Among the matters resolved, Littleton said, “There were specific code issues that probably existed at the time that LCUB allowed that the Town of Farragut did not wish to have in their city.
“Or, there were certain types of lighting conditions they didn’t want to see,” added Littleton, who began at LCUB in 2001 as legal counsel. “Better lighting conditions they wanted to see. … Making sure light pollution, if you will, is not disturbing the next-door neighbor.
“Of course, we’ve worked with the Town for many years with road moves, making sure we had the correct acquisition of properties. Trying to infringe on property rights as little as possible.”
Foundations: 40 Years of Farragut
• M. Shannon Littleton, LCUB general manager “for about nine years,” began at the utility as legal counsel in 2001. Littleton became assistant GM “about five years later.” • Working one-on-one with then Farragut Mayor Eddy Ford in the early 2000s, Littleton helped improve relations between LCUB and the Town while spear-heading moves for greater convenience and more decision-making power in Farragut: an LCUB Customer Service Center, 136 N. Campbell Station Road, opened in 2005, and a Farragut seat on the utility’s board was created in 2006. This weeks Foundations: 40 Years of Farragut podcast is presented by LCUB (Lenoir City Utilities Board)
About 10,000 customers
LCUB has been the Town’s only supplier of electricity — while also supplying natural gas to a tiny percent of Town customers near the Loudon County line.
“There’s roughly 10,000 meters (customer homes, businesses, offices) in the Town,” Littleton said, adding the utility’s overall reach is “knocking on the door of 70,000 customers (meters),” Littleton said, 20,000 customers/meters of which have been added since he hopped on board with LCUB in 2001.
New clout, conveniences
“I remember sitting down with Mayor Ford, and him laying out some of the ideas and things the city needed from LCUB,” Littleton said. “… I think we’ve had a good relationship ever since then.”
In fact, Littleton recalled Ford making “a little bit of a call on us (saying), ‘We want to see a presence of LCUB; they’re in our community, so you need to be part of our community.’”
One result was opening the LCUB Customer Service Center at 136 N. Campbell Station Road, which has served Farragut customers since 2005. Fourteen years later, it receives “30 percent of all payments and orders” of the utilities’ total transactions according to Littleton, who became assistant general manager in 2006.

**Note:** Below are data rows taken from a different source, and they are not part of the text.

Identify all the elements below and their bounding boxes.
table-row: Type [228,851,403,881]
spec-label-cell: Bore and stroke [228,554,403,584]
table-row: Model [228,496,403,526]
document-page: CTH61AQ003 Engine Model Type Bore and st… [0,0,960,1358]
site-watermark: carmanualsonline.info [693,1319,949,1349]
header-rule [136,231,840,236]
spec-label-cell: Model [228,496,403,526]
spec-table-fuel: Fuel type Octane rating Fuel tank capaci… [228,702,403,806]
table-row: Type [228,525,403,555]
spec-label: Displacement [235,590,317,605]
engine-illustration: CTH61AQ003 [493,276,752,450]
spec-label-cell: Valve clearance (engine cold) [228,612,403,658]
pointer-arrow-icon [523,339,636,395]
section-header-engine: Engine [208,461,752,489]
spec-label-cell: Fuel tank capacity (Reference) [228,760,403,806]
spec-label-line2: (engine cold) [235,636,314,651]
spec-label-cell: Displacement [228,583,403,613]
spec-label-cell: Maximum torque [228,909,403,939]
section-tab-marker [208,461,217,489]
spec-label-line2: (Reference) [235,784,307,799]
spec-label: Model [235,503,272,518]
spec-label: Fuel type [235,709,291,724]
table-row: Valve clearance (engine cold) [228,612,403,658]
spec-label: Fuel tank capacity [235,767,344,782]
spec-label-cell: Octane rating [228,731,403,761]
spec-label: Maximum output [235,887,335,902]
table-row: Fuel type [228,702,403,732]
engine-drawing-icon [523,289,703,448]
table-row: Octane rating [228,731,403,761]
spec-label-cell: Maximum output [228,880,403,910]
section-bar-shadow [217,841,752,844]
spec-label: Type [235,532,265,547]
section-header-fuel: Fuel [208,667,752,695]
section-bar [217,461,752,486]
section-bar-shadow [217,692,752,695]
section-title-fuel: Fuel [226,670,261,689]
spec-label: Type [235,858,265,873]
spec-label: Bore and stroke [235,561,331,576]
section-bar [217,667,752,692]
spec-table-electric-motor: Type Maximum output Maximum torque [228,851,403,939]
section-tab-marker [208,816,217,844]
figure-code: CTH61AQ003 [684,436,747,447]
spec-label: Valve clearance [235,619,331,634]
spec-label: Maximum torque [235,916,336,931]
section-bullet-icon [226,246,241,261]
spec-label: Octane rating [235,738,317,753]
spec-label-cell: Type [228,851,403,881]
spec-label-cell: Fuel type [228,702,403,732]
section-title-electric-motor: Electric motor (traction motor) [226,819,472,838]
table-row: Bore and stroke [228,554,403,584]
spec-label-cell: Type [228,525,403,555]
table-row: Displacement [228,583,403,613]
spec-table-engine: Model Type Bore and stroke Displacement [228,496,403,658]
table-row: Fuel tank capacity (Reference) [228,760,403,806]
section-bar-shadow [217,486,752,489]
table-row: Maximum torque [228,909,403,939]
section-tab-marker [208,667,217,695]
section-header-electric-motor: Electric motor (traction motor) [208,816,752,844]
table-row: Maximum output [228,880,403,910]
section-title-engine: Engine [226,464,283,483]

Another centered around Joel Garber, a former Town alderman (1995-2007) who began serving as Farragut’s first representative on the LCUB board in 2006.
“He’s a fantastic board member, he represents himself and the Town very well,” Littleton said of Garber, who remains on the board.

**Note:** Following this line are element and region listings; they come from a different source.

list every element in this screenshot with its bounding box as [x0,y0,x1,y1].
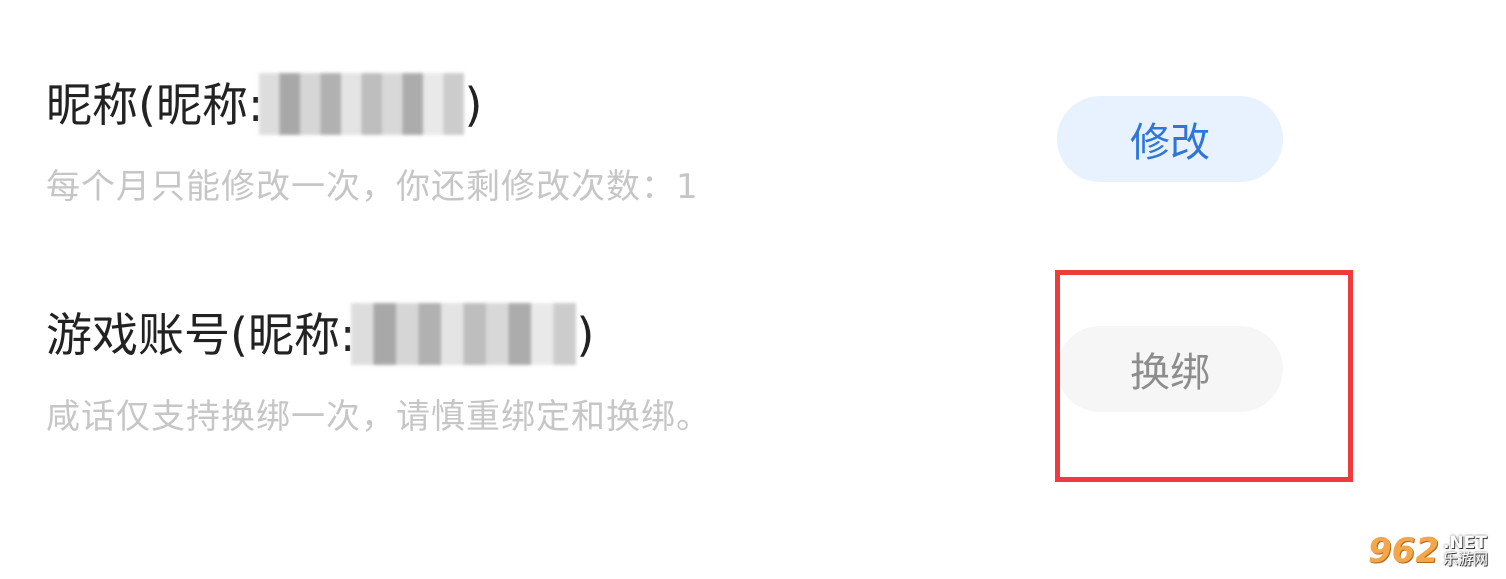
settings-page: 昵称(昵称:) 每个月只能修改一次，你还剩修改次数：1 修改 游戏账号(昵称:)… [0,0,1506,579]
nickname-subtitle: 每个月只能修改一次，你还剩修改次数：1 [46,167,699,207]
watermark-text: .NET 乐游网 [1443,535,1488,567]
nickname-title-suffix: ) [464,78,483,132]
game-account-subtitle: 咸话仅支持换绑一次，请慎重绑定和换绑。 [46,397,711,437]
game-account-title-suffix: ) [576,308,595,362]
nickname-title-prefix: 昵称(昵称: [46,78,264,132]
site-watermark-logo: 962 .NET 乐游网 [1368,526,1502,576]
redacted-nickname [259,72,465,135]
game-account-title: 游戏账号(昵称:) [46,302,594,365]
rebind-account-button[interactable]: 换绑 [1057,326,1283,412]
edit-nickname-button[interactable]: 修改 [1057,96,1283,182]
redacted-account-nickname [351,302,577,365]
watermark-name: 乐游网 [1442,550,1488,568]
watermark-number: 962 [1368,531,1439,571]
game-account-title-prefix: 游戏账号(昵称: [46,308,356,362]
nickname-title: 昵称(昵称:) [46,72,482,135]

Looking from the outside in, as a Loudon Countian, “I think
you can see it from Farragut in-general: there’s a true difference once you enter Farragut, how the codes are enforced and how people take pride in the Town,” Littleton said.
“As a matter of fact, Lenoir City models itself after things we do sometimes after things Farragut has done in the past,” he added. “I think Farragut has been a good leader in that regard.”
LCUB’s reach, Littleton said, goes just east of Cedar Bluff, south to Northshore Drive at Tools Bend/Keller Bend, north to Oak Ridge Highway (including all of Hardin Valley, which is seeing enormous growth according to the GM) and west to Lenoir City.
New technology planned
Littleton spoke about LCUB’s “new technology that our people are working on … to isolate where that cut (cause of an outage), if you will, happened in the system” and re-route power to reduce customer outages.
“Instead of 5,000 customers being out, it can isolate it down to hopefully just a few seconds and the street” where the cut, which could have been caused by a fallen tree, was located before rerouting the electricity.
“The goal is to have no more than 250 customers out at a given time,” Littleton said. “… It’s probably going to be rolling out in the next five to seven years.”
The new system’s cost, the GM said, was in a rage “from $10 million to $20 million.”
Because of the cost, “It will be done in stages so as not to burden the rate payers,” he added.
However, the first customers to enjoy this new technology — apparently including Farragut — could get it before year’s end.
“It’s going to be probably in the business area in Turkey Creek,” according to Littleton, relaying conversations with a LCUB board official.
Underground along the Pike?
With Farragut being especially conscious of aesthetics along the Town’s main business roads — Kingston Pike, Campbell Station Road or Parkside Drive — one eyesore remains: power poles and lines.
About any long-range plans between Town of Farragut and LCUB to replace the poles with underground utilities, Littleton said, “They’ve not approached us in that regard.
“If there are not new technologies for the delivery of power, it will more than likely be cost-prohibitive,” he added. “It’s very, very expensive.”